Two-thirds of the small businesses surveyed by GoDaddy said they only spend between $1 and $500 a year on cybersecurity initiatives, and fewer than one-third said they regularly check for vulnerabilities on their website (40 percent said they rarely — if ever — do so).

Yet small businesses are the biggest target for cyber thieves. The majority of malware victims are small businesses, GoDaddy noted, with ransomware a rising threat to SMBs and their coffers, with one-in-five SMBs having fallen victim to a ransomware attack in the last year. GoDaddy’s report said this has cost small business owners millions of dollars, and cyber attackers show no signs of letting up.

GoDaddy analyzed thousands of websites and found that half of the more than 65,000 requests for assistance related to a compromised website last year involved sites with outdated software on WordPress and its content management system. In the cases in which GoDaddy was involved, security professionals had to clean up, on average, 110 compromised files per hack. One case, however, involved more than 35,000 compromised files.

Further, once infiltrated, cleaning up infected files will not always be enough to contain a cyber attack, with hackers able to re-enter a platform through a backdoor they created when they first hacked into a platform.

The financial implications of a cyberattack stretch beyond a ransomware payment, fines, or other fees associated with getting a company back up and running.

GoDaddy analysis explored the implications of the damage a small business’s reputation sustains following a cyber incident, and other long-lasting effects, including the threat of having a SMB’s website blacklisted from search engines and internet security companies.
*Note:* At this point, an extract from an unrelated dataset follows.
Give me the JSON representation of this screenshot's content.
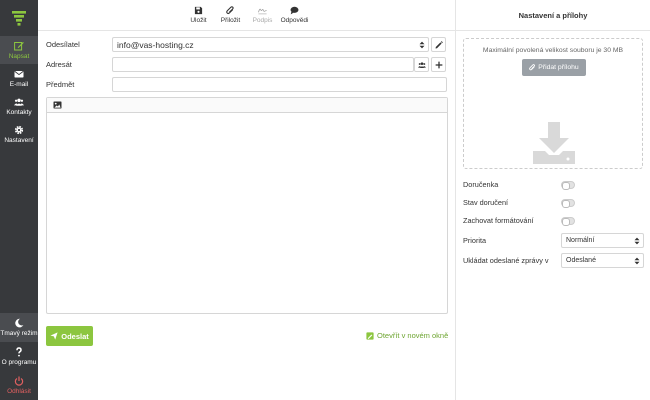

“It’s the double whammy of website security: first the hacker steals, then a small business can’t make money because their website is invisible to customers,” GoDaddy said in its report, emphasizing the difficulty a small business has when trying to make money to rebound after a cyber attack — including the cost of SMBs getting off the blacklist.

Even worse, however, is that 90 percent of websites infected with malware were not flagged and blacklisted, according to GoDaddy analysis, meaning the small business owner of that site continues to face ongoing exposure to cyber thieves.

“This is where the paradox grows even deeper,” the researchers said. “Getting flagged or blacklisted for having malware effectively shuts down a small business’s website; not getting flagged with a website has malware leads to greater vulnerability to hackers.”